若是从前,王漫妮会立刻反驳,会用“上海机会多”、“我有规划”来安抚母亲,也说服自己。可此刻,听着母亲话里藏不住的忧虑,感受着自己银行卡里日渐缩水的数字,再想到上海留给她的,只剩下一地狼藉的回忆和看不见前路的迷茫,那句“我要回去”的冲动,竟如此难以压制。
回去,意味着承认失败。
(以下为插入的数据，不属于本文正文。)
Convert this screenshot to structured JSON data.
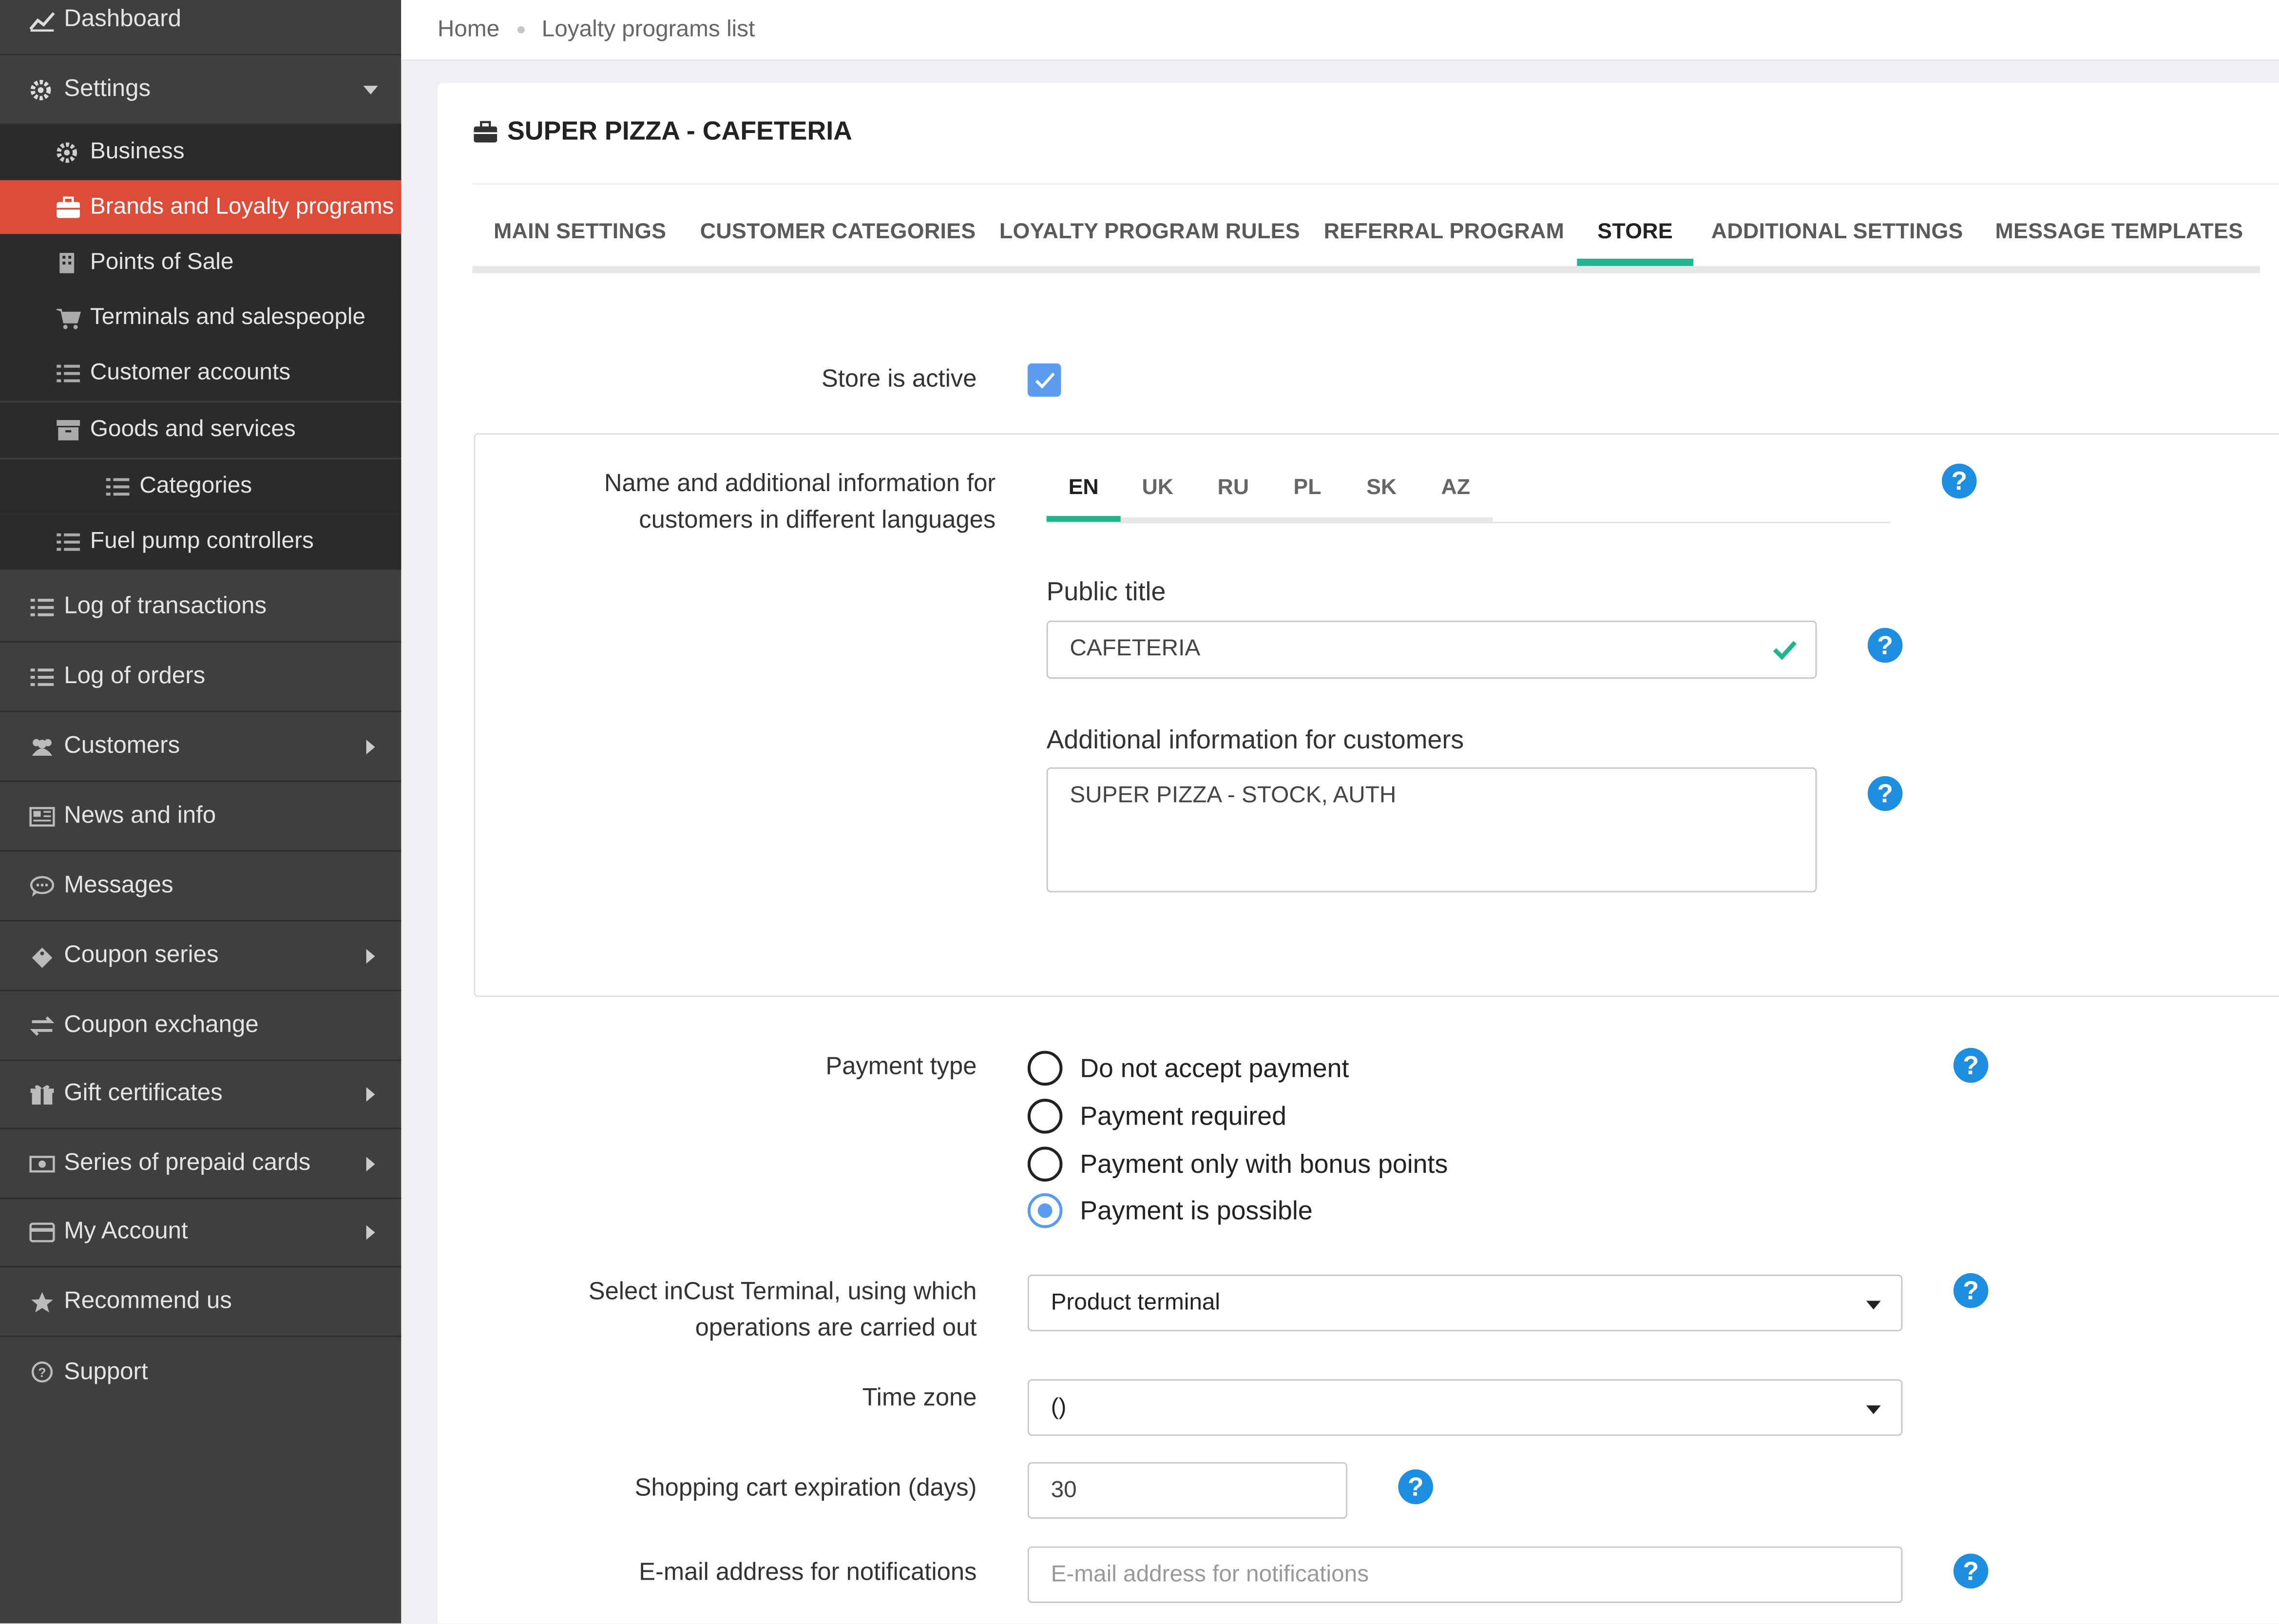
{
  "sidebar": {
    "items": [
      {
        "label": "Dashboard",
        "icon": "chart-icon"
      },
      {
        "label": "Settings",
        "icon": "gear-icon"
      },
      {
        "label": "Business",
        "icon": "gear-icon"
      },
      {
        "label": "Brands and Loyalty programs",
        "icon": "briefcase-icon"
      },
      {
        "label": "Points of Sale",
        "icon": "building-icon"
      },
      {
        "label": "Terminals and salespeople",
        "icon": "cart-icon"
      },
      {
        "label": "Customer accounts",
        "icon": "list-icon"
      },
      {
        "label": "Goods and services",
        "icon": "archive-icon"
      },
      {
        "label": "Categories",
        "icon": "list-icon"
      },
      {
        "label": "Fuel pump controllers",
        "icon": "list-icon"
      },
      {
        "label": "Log of transactions",
        "icon": "list-icon"
      },
      {
        "label": "Log of orders",
        "icon": "list-icon"
      },
      {
        "label": "Customers",
        "icon": "users-icon"
      },
      {
        "label": "News and info",
        "icon": "newspaper-icon"
      },
      {
        "label": "Messages",
        "icon": "chat-icon"
      },
      {
        "label": "Coupon series",
        "icon": "ticket-icon"
      },
      {
        "label": "Coupon exchange",
        "icon": "exchange-icon"
      },
      {
        "label": "Gift certificates",
        "icon": "gift-icon"
      },
      {
        "label": "Series of prepaid cards",
        "icon": "money-icon"
      },
      {
        "label": "My Account",
        "icon": "card-icon"
      },
      {
        "label": "Recommend us",
        "icon": "star-icon"
      },
      {
        "label": "Support",
        "icon": "question-circle-icon"
      }
    ]
  },
  "breadcrumb": {
    "home": "Home",
    "current": "Loyalty programs list"
  },
  "store": {
    "title": "SUPER PIZZA - CAFETERIA"
  },
  "tabs": [
    "MAIN SETTINGS",
    "CUSTOMER CATEGORIES",
    "LOYALTY PROGRAM RULES",
    "REFERRAL PROGRAM",
    "STORE",
    "ADDITIONAL SETTINGS",
    "MESSAGE TEMPLATES"
  ],
  "active_tab": "STORE",
  "form": {
    "store_active_label": "Store is active",
    "store_active": true,
    "lang_label_1": "Name and additional information for",
    "lang_label_2": "customers in different languages",
    "languages": [
      "EN",
      "UK",
      "RU",
      "PL",
      "SK",
      "AZ"
    ],
    "active_language": "EN",
    "public_title_label": "Public title",
    "public_title_value": "CAFETERIA",
    "additional_info_label": "Additional information for customers",
    "additional_info_value": "SUPER PIZZA - STOCK, AUTH",
    "payment_type_label": "Payment type",
    "payment_options": [
      "Do not accept payment",
      "Payment required",
      "Payment only with bonus points",
      "Payment is possible"
    ],
    "payment_selected": "Payment is possible",
    "terminal_label_1": "Select inCust Terminal, using which",
    "terminal_label_2": "operations are carried out",
    "terminal_value": "Product terminal",
    "timezone_label": "Time zone",
    "timezone_value": "()",
    "cart_expiration_label": "Shopping cart expiration (days)",
    "cart_expiration_value": "30",
    "email_label": "E-mail address for notifications",
    "email_placeholder": "E-mail address for notifications"
  },
  "colors": {
    "sidebar": "#3f3f3f",
    "active": "#dd4b39",
    "accent": "#1fb58f",
    "help": "#1d8ee0",
    "checkbox": "#5b9bf0"
  }
}
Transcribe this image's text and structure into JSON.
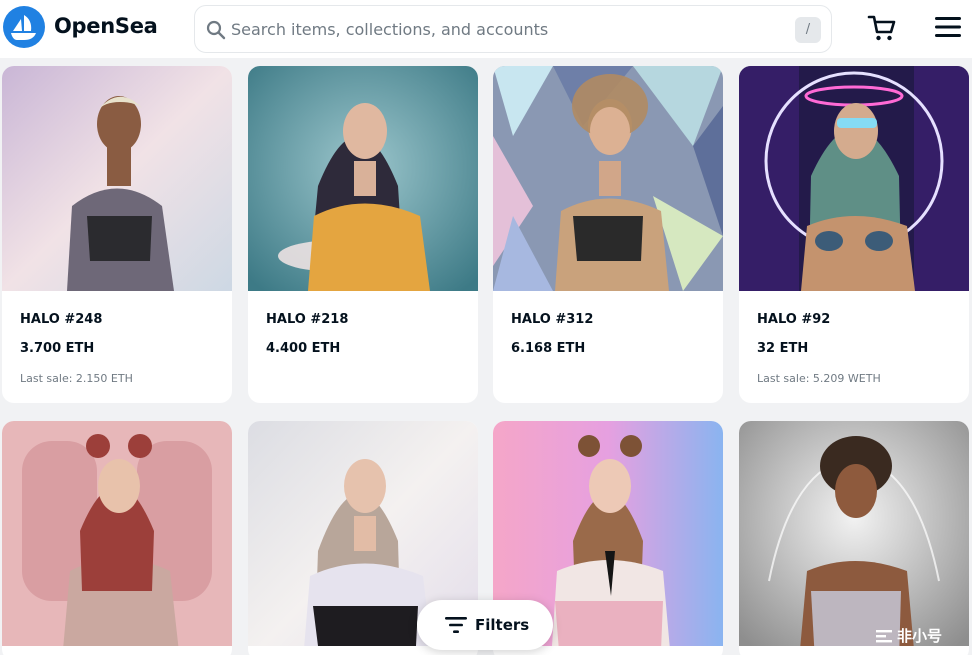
{
  "header": {
    "brand": "OpenSea",
    "search_placeholder": "Search items, collections, and accounts",
    "search_shortcut": "/",
    "icons": [
      "opensea-logo-icon",
      "search-icon",
      "cart-icon",
      "menu-icon"
    ],
    "brand_color": "#2081e2"
  },
  "items": [
    {
      "name": "HALO #248",
      "price": "3.700 ETH",
      "last_sale": "Last sale: 2.150 ETH"
    },
    {
      "name": "HALO #218",
      "price": "4.400 ETH",
      "last_sale": ""
    },
    {
      "name": "HALO #312",
      "price": "6.168 ETH",
      "last_sale": ""
    },
    {
      "name": "HALO #92",
      "price": "32 ETH",
      "last_sale": "Last sale: 5.209 WETH"
    }
  ],
  "filters_button": {
    "label": "Filters",
    "icon": "filter-icon"
  },
  "watermark": {
    "text": "非小号"
  }
}
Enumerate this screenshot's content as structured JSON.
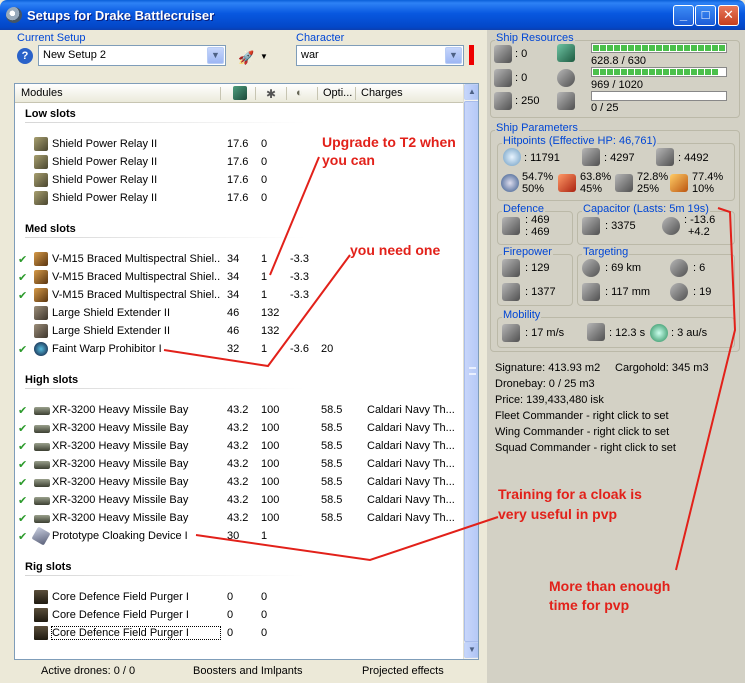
{
  "window": {
    "title": "Setups for Drake Battlecruiser",
    "min": "_",
    "max": "□",
    "close": "✕"
  },
  "current_setup": {
    "label": "Current Setup",
    "value": "New Setup 2"
  },
  "character": {
    "label": "Character",
    "value": "war"
  },
  "columns": {
    "modules": "Modules",
    "optimal": "Opti...",
    "charges": "Charges"
  },
  "sections": {
    "low": "Low slots",
    "med": "Med slots",
    "high": "High slots",
    "rig": "Rig slots"
  },
  "low_slots": [
    {
      "name": "Shield Power Relay II",
      "c1": "17.6",
      "c2": "0",
      "c3": "",
      "c4": "",
      "c5": ""
    },
    {
      "name": "Shield Power Relay II",
      "c1": "17.6",
      "c2": "0",
      "c3": "",
      "c4": "",
      "c5": ""
    },
    {
      "name": "Shield Power Relay II",
      "c1": "17.6",
      "c2": "0",
      "c3": "",
      "c4": "",
      "c5": ""
    },
    {
      "name": "Shield Power Relay II",
      "c1": "17.6",
      "c2": "0",
      "c3": "",
      "c4": "",
      "c5": ""
    }
  ],
  "med_slots": [
    {
      "name": "V-M15 Braced Multispectral Shiel...",
      "c1": "34",
      "c2": "1",
      "c3": "-3.3",
      "c4": "",
      "c5": ""
    },
    {
      "name": "V-M15 Braced Multispectral Shiel...",
      "c1": "34",
      "c2": "1",
      "c3": "-3.3",
      "c4": "",
      "c5": ""
    },
    {
      "name": "V-M15 Braced Multispectral Shiel...",
      "c1": "34",
      "c2": "1",
      "c3": "-3.3",
      "c4": "",
      "c5": ""
    },
    {
      "name": "Large Shield Extender II",
      "c1": "46",
      "c2": "132",
      "c3": "",
      "c4": "",
      "c5": ""
    },
    {
      "name": "Large Shield Extender II",
      "c1": "46",
      "c2": "132",
      "c3": "",
      "c4": "",
      "c5": ""
    },
    {
      "name": "Faint Warp Prohibitor I",
      "c1": "32",
      "c2": "1",
      "c3": "-3.6",
      "c4": "20",
      "c5": ""
    }
  ],
  "high_slots": [
    {
      "name": "XR-3200 Heavy Missile Bay",
      "c1": "43.2",
      "c2": "100",
      "c3": "",
      "c4": "58.5",
      "c5": "Caldari Navy Th..."
    },
    {
      "name": "XR-3200 Heavy Missile Bay",
      "c1": "43.2",
      "c2": "100",
      "c3": "",
      "c4": "58.5",
      "c5": "Caldari Navy Th..."
    },
    {
      "name": "XR-3200 Heavy Missile Bay",
      "c1": "43.2",
      "c2": "100",
      "c3": "",
      "c4": "58.5",
      "c5": "Caldari Navy Th..."
    },
    {
      "name": "XR-3200 Heavy Missile Bay",
      "c1": "43.2",
      "c2": "100",
      "c3": "",
      "c4": "58.5",
      "c5": "Caldari Navy Th..."
    },
    {
      "name": "XR-3200 Heavy Missile Bay",
      "c1": "43.2",
      "c2": "100",
      "c3": "",
      "c4": "58.5",
      "c5": "Caldari Navy Th..."
    },
    {
      "name": "XR-3200 Heavy Missile Bay",
      "c1": "43.2",
      "c2": "100",
      "c3": "",
      "c4": "58.5",
      "c5": "Caldari Navy Th..."
    },
    {
      "name": "XR-3200 Heavy Missile Bay",
      "c1": "43.2",
      "c2": "100",
      "c3": "",
      "c4": "58.5",
      "c5": "Caldari Navy Th..."
    },
    {
      "name": "Prototype Cloaking Device I",
      "c1": "30",
      "c2": "1",
      "c3": "",
      "c4": "",
      "c5": ""
    }
  ],
  "rig_slots": [
    {
      "name": "Core Defence Field Purger I",
      "c1": "0",
      "c2": "0",
      "c3": "",
      "c4": "",
      "c5": ""
    },
    {
      "name": "Core Defence Field Purger I",
      "c1": "0",
      "c2": "0",
      "c3": "",
      "c4": "",
      "c5": ""
    },
    {
      "name": "Core Defence Field Purger I",
      "c1": "0",
      "c2": "0",
      "c3": "",
      "c4": "",
      "c5": ""
    }
  ],
  "status": {
    "drones": "Active drones: 0 / 0",
    "boosters": "Boosters and Imlpants",
    "projected": "Projected effects"
  },
  "resources": {
    "label": "Ship Resources",
    "turrets": ": 0",
    "launchers": ": 0",
    "drone_bw": ": 250",
    "cpu": "628.8 / 630",
    "powergrid": "969 / 1020",
    "drone_bay_vol": "0 / 25",
    "cpu_fill": 0.998,
    "pg_fill": 0.95,
    "drone_fill": 0.0
  },
  "parameters": {
    "label": "Ship Parameters",
    "hitpoints_label": "Hitpoints (Effective HP: 46,761)",
    "shield_hp": ": 11791",
    "armor_hp": ": 4297",
    "structure_hp": ": 4492",
    "res": [
      {
        "top": "54.7%",
        "bottom": "50%"
      },
      {
        "top": "63.8%",
        "bottom": "45%"
      },
      {
        "top": "72.8%",
        "bottom": "25%"
      },
      {
        "top": "77.4%",
        "bottom": "10%"
      }
    ],
    "defence_label": "Defence",
    "defence_1": ": 469",
    "defence_2": ": 469",
    "capacitor_label": "Capacitor (Lasts: 5m 19s)",
    "cap_amount": ": 3375",
    "cap_delta_1": ": -13.6",
    "cap_delta_2": "+4.2",
    "firepower_label": "Firepower",
    "fire_1": ": 129",
    "fire_2": ": 1377",
    "targeting_label": "Targeting",
    "target_range": ": 69 km",
    "max_targets": ": 6",
    "scan_res": ": 117 mm",
    "sensor": ": 19",
    "mobility_label": "Mobility",
    "speed": ": 17 m/s",
    "align": ": 12.3 s",
    "warp": ": 3 au/s",
    "signature": "Signature: 413.93 m2",
    "cargohold": "Cargohold: 345 m3",
    "dronebay": "Dronebay: 0 / 25 m3",
    "price": "Price: 139,433,480 isk",
    "fleet_cmd": "Fleet Commander - right click to set",
    "wing_cmd": "Wing Commander - right click to set",
    "squad_cmd": "Squad Commander - right click to set"
  },
  "annotations": {
    "a1_line1": "Upgrade to T2 when",
    "a1_line2": "you can",
    "a2": "you need one",
    "a3_line1": "Training for a cloak is",
    "a3_line2": "very useful in pvp",
    "a4_line1": "More than enough",
    "a4_line2": "time for pvp"
  }
}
意味着向曾经想要逃离的生活妥协。可是,留下呢?留下又能抓住什么?
几天后,当顾佳来探望她,并告知自己已经签了离婚协议,语气平静地规划着未来独自带着子言、经营茶厂的生活时,王漫妮看着顾佳瘦削却异常清晰坚定的侧脸,内心的某种天平,彻底倾斜了。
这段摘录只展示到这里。